Diyarbakır'da 2009 yılında meydana gelen olayda; İlköğretim Okulu 5'inci sınıf öğrencileri H.B. ve S.A. geç kaldıkları için sınıfa giremeyince gezmek için surlara çıktı. Surların üzerinde bir süre gezen iki çocuk karşılaştıkları F.S. tarafından bıçak tehdidiyle boş alana götürüldü. İddiaya göre çocuklardan S.A.'ya para verip bakkala gönderen şüpheli, mağdur H.B.'yi bıçakla korkutup cinsel istismarda bulundu. Bu sırada bakkaldan dönen S.A. gördüğü manzara karşısında ağlamaya başlarken, şüpheli ise elbiselerini giyerek olay yerinden uzaklaştı. Çocukların olayı ailelerine anlatması üzerine operasyon yapan polis şüpheli F.S.'yi yakaladı. Şüpheliyi teşhis eden mağdurlardan H.B.'nin adli tıp raporunda cinsel istismara uğradığı tespit edildi.

SARHOŞTUM YAPAMADIM

Polis sorgusunda suçlamaları kabul eden F.S., "Olay günü surların üzerinde gezerken çocukları gördüm ve yanlarına oturdum.
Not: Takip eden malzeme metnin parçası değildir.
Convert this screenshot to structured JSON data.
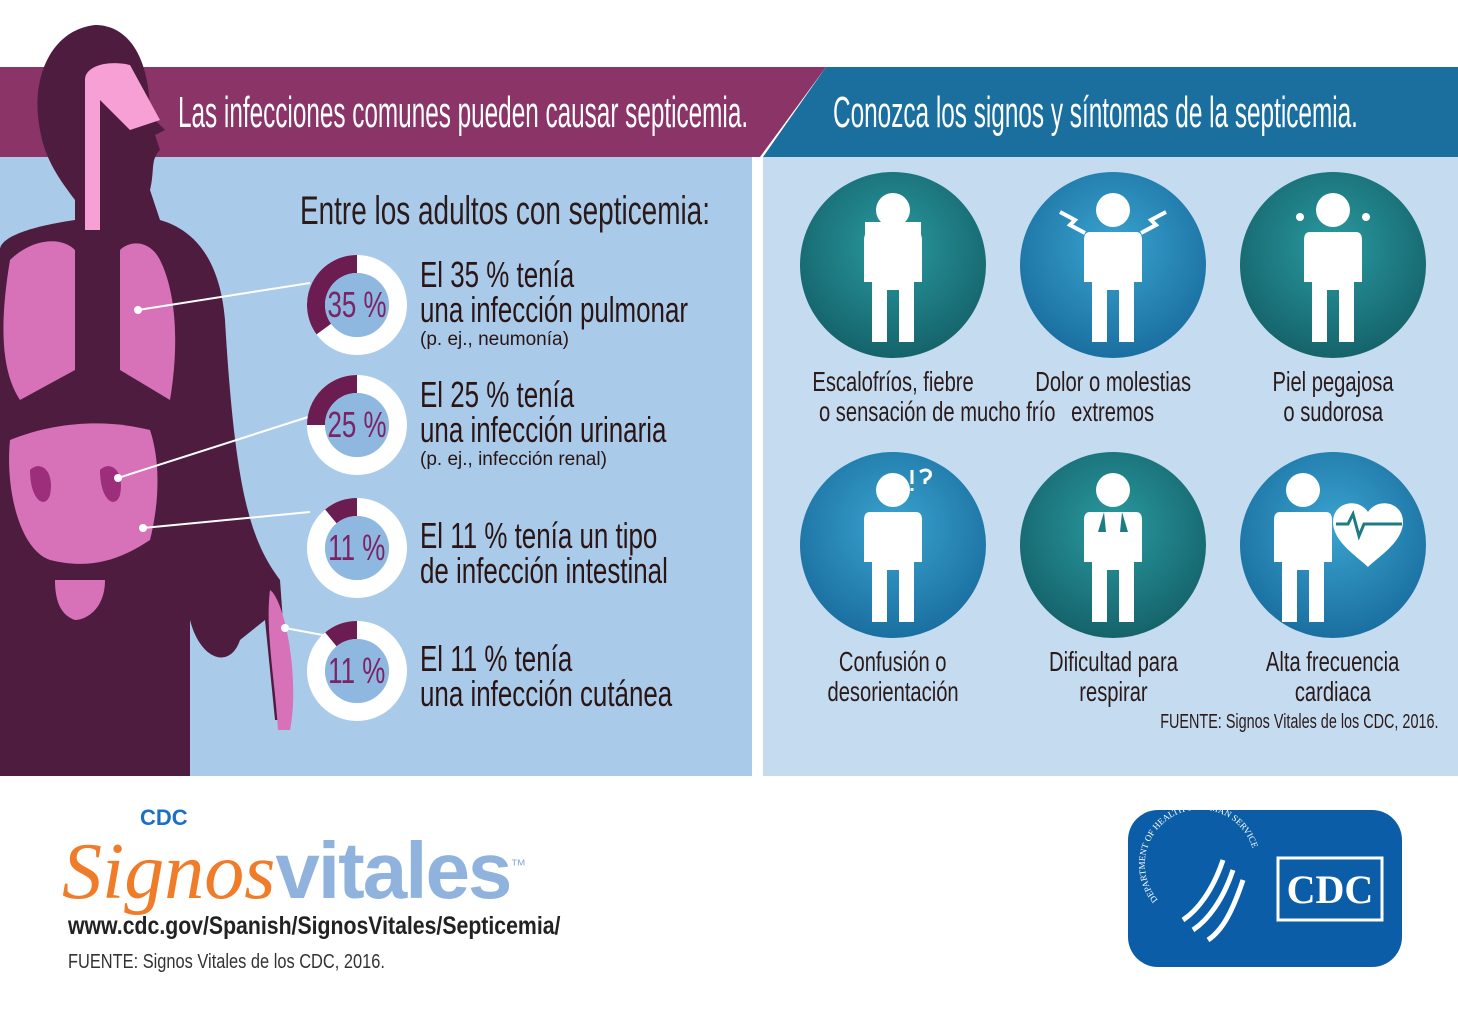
{
  "colors": {
    "purple_header": "#8a3468",
    "blue_header": "#1b6f9f",
    "left_panel": "#a9cbe9",
    "right_panel": "#c5dcf0",
    "body": "#4e1c3f",
    "organs": "#d771b8",
    "donut_arc": "#6b1d52",
    "teal": "#1c7b84",
    "orange": "#f07c2a",
    "light_blue_text": "#8fb3dc",
    "cdc_blue": "#0b5da8"
  },
  "left": {
    "header": "Las infecciones comunes pueden causar septicemia.",
    "subheading": "Entre los adultos con septicemia:",
    "stats": [
      {
        "percent": 35,
        "donut_label": "35 %",
        "line1": "El 35 % tenía",
        "line2": "una infección pulmonar",
        "note": "(p. ej., neumonía)"
      },
      {
        "percent": 25,
        "donut_label": "25 %",
        "line1": "El 25 % tenía",
        "line2": "una infección urinaria",
        "note": "(p. ej., infección renal)"
      },
      {
        "percent": 11,
        "donut_label": "11 %",
        "line1": "El 11 % tenía un tipo",
        "line2": "de infección intestinal",
        "note": ""
      },
      {
        "percent": 11,
        "donut_label": "11 %",
        "line1": "El 11 % tenía",
        "line2": "una infección cutánea",
        "note": ""
      }
    ]
  },
  "right": {
    "header": "Conozca los signos y síntomas de la septicemia.",
    "symptoms": [
      {
        "icon": "shivering-person-icon",
        "line1": "Escalofríos, fiebre",
        "line2": "o sensación de mucho frío"
      },
      {
        "icon": "pain-person-icon",
        "line1": "Dolor o molestias",
        "line2": "extremos"
      },
      {
        "icon": "sweating-person-icon",
        "line1": "Piel pegajosa",
        "line2": "o sudorosa"
      },
      {
        "icon": "confused-person-icon",
        "line1": "Confusión o",
        "line2": "desorientación"
      },
      {
        "icon": "breathing-person-icon",
        "line1": "Dificultad para",
        "line2": "respirar"
      },
      {
        "icon": "heart-rate-person-icon",
        "line1": "Alta frecuencia",
        "line2": "cardiaca"
      }
    ],
    "source": "FUENTE: Signos Vitales de los CDC, 2016."
  },
  "footer": {
    "logo_cdc": "CDC",
    "logo_signos": "Signos",
    "logo_vitales": "vitales",
    "logo_tm": "™",
    "url": "www.cdc.gov/Spanish/SignosVitales/Septicemia/",
    "source": "FUENTE: Signos Vitales de los CDC, 2016.",
    "hhs_seal": "DEPARTMENT OF HEALTH & HUMAN SERVICES · USA",
    "cdc_badge": "CDC"
  }
}
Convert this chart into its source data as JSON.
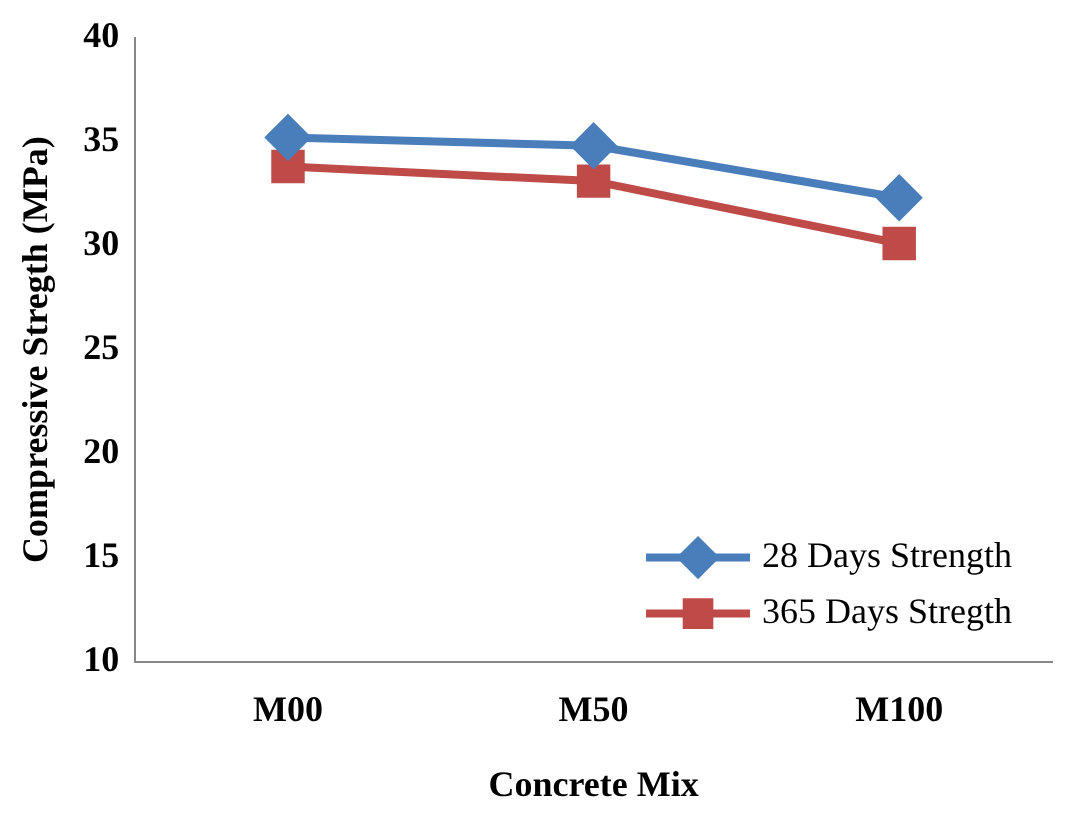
{
  "chart_data": {
    "type": "line",
    "xlabel": "Concrete Mix",
    "ylabel": "Compressive Stregth (MPa)",
    "categories": [
      "M00",
      "M50",
      "M100"
    ],
    "series": [
      {
        "name": "28 Days Strength",
        "color": "#4a7ebb",
        "marker": "diamond",
        "values": [
          35.2,
          34.8,
          32.3
        ]
      },
      {
        "name": "365 Days Stregth",
        "color": "#be4b48",
        "marker": "square",
        "values": [
          33.8,
          33.1,
          30.1
        ]
      }
    ],
    "ylim": [
      10,
      40
    ],
    "yticks": [
      10,
      15,
      20,
      25,
      30,
      35,
      40
    ],
    "grid": false,
    "legend": "bottom right"
  }
}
Sonra surların kapalı alanlarını temizlemelerini istedim. Birine pet şişe verek su getirmesini söyledim. Bu sırada yalnız kaldığım çocuğa cinsel istismarda bulunmaya çalıştım. Ancak sarhoş olduğum için yapamadım. Diğer çocuk geldi ve bizi seyretti. Sonra kendime kızdım ve çocukları gönderdim. Bir gün sonra polisler gelerek çocuğa tecavüz edip etmediğimi sordular. Ben de suçumu kabul ettim"dedi.

Şüpheli F.S. çıkarıldığı adli makamlarca tutuklanırken, olayla ilgili soruşturma başlatıldı. Hazırlanan iddianamede cinsel istismara uğrayan mağdur H.B.'nin ruh sağlığının bozulduğunu belirten savcı, şüpheli F.S.'nin 'Çocuğun nitelikli cinsel istismarı' ve 'Çocuğu cinsel amaçlı hürriyetinden yoksun kılma' suçlarından 19 yıla kadar hapisle cezalandırılmasını istedi.

SUÇ İŞLEYİP İŞLEMEDİĞİMİ HATIRLAMIYORUM

İddianamenin kabulünün ardından tutuklu sanık F.S.'nin yargılaması Diyarbakır 3'üncü Ağır Ceza Mahkemesi'nde yapıldı. Suçu kabul ettiği ilk ifadesini polislerin baskısı ile verdiğini belirten F.S. duruşmada suçlamaları kabul etmediğini söyledi. Uzun süredir yargılandığını belirten F.S., "Ben suçu işleyip işlemediğimi bilmiyorum. Çünkü o dönemde uyuşturucu kullanıyordum ve farkında değildim. Ne olduğunu bile hatırlamıyorum" dedi.

SENİ HANGİSİYLE DÖVEYİM?

Mağdur çocuklardan H.B. ise okula geç kaldıkları için nöbetçi öğretmenin kendilerini derse almadığını belirterek, "Biz de gezmek için surlara gittik. Sanık yanımıza gelerek kalem olup olmadığını sordu. Bu sırada arkadaşımı dövmeye başladı. Surun iç kısmını temizlersek bizi bırakacağını söyledi. Biz de temizlemeye başladık. Arkadaşıma şişe vererek su getirmesini istedi. Bana elindeki sopa ve bıçağı gösterip, 'Seni hangisi ile döveyim?' dedi. Ben bıçaktan korktuğum için sopayı gösterdim. Beni sopa ile dövdü. Sonra bana cinsel istismarda bulundu. Arkadaşım gelip bizi o halde görünce ağlamaya başladı. Sonra olay yerinden kaçtı"dedi.

15.5 YIL HAPİS

2009 yılından 2014 yılına kadar tutuklu yargılanan F.S., tutukluluk süresi 5 yılı geçtiği için 30 Ekim 2014 tarihinde tutuksuz yargılanmak üzere tahliye edildi. Davayı karara bağlayan Diyarbakır 3'üncü Ağır Ceza Mahkemesi, sanık F.S.'yi 'Çocuğun nitelikli cinsel istismarı' ve 'Cinsel amaçlı çocuğu hürriyetinden yoksun kılma' suçlarından 3 kez artırım yaparak 15.5 yıl hapis cezasına çarptırdı.